Attentat de Bagdad, 15 ans après : le meilleur hommage à rendre est de poursuivre notre travail (Guterres)

17 août 2018

Le Secrétaire général des Nations Unies, António Guterres, a déposé vendredi une gerbe et s’est incliné devant le drapeau bleu de l’organisation retrouvé dans les décombres du siège de l’ONU à Bagdad détruit par une explosion il y a 15 ans. Il a réaffirmé sa détermination à améliorer la sécurité de tous les employés des Nations Unies, tout en reconnaissant que leur travail « ne sera jamais exempt de risques ».

« Nous sommes ici pour honorer ceux qui ont fait le sacrifice ultime pour les valeurs et la Charte des Nations Unies », a dit le Secrétaire général après avoir observé une minute de silence en l’honneur du personnel de l’ONU tué dans ce qui fut la « première attaque terroriste de masse contre les Nations Unies ».

Le 19 août 2003, un camion chargé d’explosifs a foncé contre l’Hôtel Canal qui abritait le siège de la Mission de l’ONU en Iraq. 22 membres du personnel des Nations Unies, dont le chef de la mission, Sergio Vieira de Mello, ont trouvé la mort dans cet attentat.

« Ce fut traumatisant pour l’ensemble de l’organisation et nous avons appris des leçons très difficiles », a dit M. Guterres, reconnaissant que les mécanismes mis en place pour prendre en charge les survivants et les familles des victimes étaient insuffisants et qu’il a fallu de nombreuses années pour les améliorer.

« Avant et depuis ce jour, le personnel des Nations Unies a été pris pour cible par ceux qui voudraient nous affaiblir et nous faire peur dans l’accomplissement de notre travail. D'Alger à Kaboul, de Mogadiscio à Abuja et au-delà, des terroristes ont tenté de nous faire taire et de nous bannir », a dit le Secrétaire général en référence aux différentes attaques dans lesquelles l’ONU a été visée.

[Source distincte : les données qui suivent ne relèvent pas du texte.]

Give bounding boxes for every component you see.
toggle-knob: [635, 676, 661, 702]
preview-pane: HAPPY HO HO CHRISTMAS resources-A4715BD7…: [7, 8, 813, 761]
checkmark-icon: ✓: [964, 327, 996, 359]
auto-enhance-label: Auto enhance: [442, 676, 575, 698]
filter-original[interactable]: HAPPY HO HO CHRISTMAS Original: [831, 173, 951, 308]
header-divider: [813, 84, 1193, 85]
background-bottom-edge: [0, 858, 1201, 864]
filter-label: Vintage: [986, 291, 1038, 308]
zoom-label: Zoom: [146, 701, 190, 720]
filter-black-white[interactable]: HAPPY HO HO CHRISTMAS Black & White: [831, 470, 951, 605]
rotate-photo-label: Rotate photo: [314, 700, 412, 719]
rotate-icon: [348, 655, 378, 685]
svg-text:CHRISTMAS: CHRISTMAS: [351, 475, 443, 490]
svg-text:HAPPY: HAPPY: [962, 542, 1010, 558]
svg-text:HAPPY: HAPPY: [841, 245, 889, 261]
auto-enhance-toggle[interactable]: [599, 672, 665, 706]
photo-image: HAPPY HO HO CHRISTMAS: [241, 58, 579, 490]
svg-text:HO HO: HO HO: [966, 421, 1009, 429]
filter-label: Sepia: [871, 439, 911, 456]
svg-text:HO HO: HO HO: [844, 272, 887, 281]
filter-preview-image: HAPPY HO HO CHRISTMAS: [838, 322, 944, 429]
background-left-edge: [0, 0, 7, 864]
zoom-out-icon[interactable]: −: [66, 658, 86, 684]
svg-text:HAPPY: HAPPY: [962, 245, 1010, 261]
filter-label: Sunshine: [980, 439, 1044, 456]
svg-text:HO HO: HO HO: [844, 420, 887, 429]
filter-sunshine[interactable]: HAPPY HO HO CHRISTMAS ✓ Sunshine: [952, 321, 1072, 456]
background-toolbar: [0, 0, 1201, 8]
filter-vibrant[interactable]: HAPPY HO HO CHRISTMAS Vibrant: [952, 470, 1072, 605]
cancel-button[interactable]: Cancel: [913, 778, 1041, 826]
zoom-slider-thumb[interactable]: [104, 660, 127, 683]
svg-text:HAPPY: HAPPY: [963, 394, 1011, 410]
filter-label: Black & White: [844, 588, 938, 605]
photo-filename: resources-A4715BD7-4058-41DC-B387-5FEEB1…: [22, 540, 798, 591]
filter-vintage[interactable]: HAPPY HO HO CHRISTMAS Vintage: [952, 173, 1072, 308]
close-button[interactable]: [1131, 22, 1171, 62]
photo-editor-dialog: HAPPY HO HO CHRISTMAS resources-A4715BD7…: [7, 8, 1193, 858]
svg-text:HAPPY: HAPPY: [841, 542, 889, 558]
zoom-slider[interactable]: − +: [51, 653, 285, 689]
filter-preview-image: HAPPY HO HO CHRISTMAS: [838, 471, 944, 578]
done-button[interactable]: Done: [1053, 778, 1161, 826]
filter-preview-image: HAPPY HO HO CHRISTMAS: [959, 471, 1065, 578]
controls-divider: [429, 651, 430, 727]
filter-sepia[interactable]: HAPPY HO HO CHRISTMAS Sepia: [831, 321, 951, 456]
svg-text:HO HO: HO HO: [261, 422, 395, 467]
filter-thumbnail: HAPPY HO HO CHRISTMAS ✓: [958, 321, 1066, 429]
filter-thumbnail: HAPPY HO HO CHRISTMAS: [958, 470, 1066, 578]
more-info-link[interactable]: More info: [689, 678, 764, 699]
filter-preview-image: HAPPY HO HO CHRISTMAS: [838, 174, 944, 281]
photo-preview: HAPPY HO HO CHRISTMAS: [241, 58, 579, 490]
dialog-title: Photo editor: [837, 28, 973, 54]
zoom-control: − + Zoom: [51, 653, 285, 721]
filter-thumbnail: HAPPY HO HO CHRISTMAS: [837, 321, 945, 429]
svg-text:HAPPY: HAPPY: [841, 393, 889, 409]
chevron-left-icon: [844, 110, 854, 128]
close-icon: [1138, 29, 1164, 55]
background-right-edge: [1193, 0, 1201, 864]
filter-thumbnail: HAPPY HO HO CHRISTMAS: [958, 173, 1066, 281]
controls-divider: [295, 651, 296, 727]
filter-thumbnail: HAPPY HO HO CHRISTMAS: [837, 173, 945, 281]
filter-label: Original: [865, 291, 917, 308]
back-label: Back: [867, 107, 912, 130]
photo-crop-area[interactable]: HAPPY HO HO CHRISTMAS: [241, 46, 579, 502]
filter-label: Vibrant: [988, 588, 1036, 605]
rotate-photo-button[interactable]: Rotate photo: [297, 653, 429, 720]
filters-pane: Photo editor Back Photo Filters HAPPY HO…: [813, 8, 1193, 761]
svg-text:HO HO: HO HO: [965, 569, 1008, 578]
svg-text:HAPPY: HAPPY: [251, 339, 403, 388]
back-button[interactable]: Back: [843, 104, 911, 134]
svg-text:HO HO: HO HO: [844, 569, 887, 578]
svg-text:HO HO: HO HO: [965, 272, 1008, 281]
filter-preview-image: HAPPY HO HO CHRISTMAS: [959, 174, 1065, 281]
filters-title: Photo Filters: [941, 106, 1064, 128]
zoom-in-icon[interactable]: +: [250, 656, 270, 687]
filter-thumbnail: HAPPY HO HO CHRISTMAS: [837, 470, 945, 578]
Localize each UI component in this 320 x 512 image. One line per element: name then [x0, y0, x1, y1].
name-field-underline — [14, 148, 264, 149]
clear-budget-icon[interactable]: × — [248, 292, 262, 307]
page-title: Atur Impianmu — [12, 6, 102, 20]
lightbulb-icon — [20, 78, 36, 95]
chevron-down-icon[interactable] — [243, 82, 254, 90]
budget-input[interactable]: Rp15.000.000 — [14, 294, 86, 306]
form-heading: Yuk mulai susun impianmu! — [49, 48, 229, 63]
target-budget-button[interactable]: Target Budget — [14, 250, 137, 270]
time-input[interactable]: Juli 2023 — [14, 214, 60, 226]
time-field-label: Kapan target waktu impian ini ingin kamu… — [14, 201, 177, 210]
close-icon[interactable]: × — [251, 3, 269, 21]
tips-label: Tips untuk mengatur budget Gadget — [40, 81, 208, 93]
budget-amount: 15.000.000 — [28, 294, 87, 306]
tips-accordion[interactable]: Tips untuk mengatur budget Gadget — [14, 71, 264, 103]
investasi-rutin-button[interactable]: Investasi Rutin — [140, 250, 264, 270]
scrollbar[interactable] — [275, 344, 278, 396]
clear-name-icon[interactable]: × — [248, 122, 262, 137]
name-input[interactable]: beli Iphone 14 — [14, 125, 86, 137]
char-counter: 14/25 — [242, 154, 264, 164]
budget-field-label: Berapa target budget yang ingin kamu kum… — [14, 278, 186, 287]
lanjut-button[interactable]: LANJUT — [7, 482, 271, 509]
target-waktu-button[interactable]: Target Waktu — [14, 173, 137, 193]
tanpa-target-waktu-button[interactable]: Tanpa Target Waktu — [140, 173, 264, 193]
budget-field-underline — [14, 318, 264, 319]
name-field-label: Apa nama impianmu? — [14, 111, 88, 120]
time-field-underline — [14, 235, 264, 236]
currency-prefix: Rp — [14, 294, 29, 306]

Le 11 décembre 2007, 17 personnes ont été tuées dans un attentat contre le bâtiment des Nations Unies à Alger. Le 28 octobre 2009, 5 employés de l’ONU ont trouvé la mort dans l’attaque de leur résidence à Kaboul. Le 26 février 2011, un véhicule a explosé devant le bureau de l’ONU à Abuja faisant 21 morts. Le 19 juin 2013, 15 personnes ont été tuées dans l’attaque contre le complexe de l’ONU à Mogadiscio.

Plus de 100 travailleurs humanitaires tués en 2017

« Il est inconcevable que des civils et des travailleurs humanitaires qui tentent de les aider, soient tués et mutilés dans les zones de conflit en toute impunité », a pour sa part déclaré le chef des affaires humanitaires de l’ONU, Mark Lowcock. « Nous devons y mettre fin », a souligné celui qui est également Coordinateur des secours d’urgence des Nations Unies.

Pour la cinquième année consécutive, plus de 100 travailleurs humanitaires ont perdu la vie sur le terrain au service des plus vulnérables en 2017. « L'année dernière, 148 soldats de la paix et 139 travailleurs humanitaires ont été tués », a rappelé jeudi le Directeur de l’Office des Nations Unies à Genève, Michael Møller, lors de la commémoration de la Journée internationale de l’aide humanitaire dans la ville suisse où siègent de nombreuses organisations internationales.

Pour sa part, M. Guterres a réaffirmé sa détermination à améliorer la sécurité de l’ensemble du personnel des Nations Unies, « mais notre travail ne sera jamais exempt de risques », a-t-il prévenu.

« Le drapeau bleu des Nations Unies vole haut en raison des hommes et des femmes courageux qui le portent jusqu'aux endroits les plus reculés du monde », a dit le Secrétaire général, en reconnaissance du travail des acteurs humanitaires, des soldats de la paix, du personnel militaire et civil qui ont donné leurs vies.

Pour le chef de l’ONU, le meilleur hommage que nous puissions rendre au sacrifice du personnel onusien et humanitaire est de « continuer notre travail ; aller dans les endroits dangereux afin de les rendre plus sûrs ; se tenir aux côtés de ceux qui souffrent et leur apporter de l’aide ».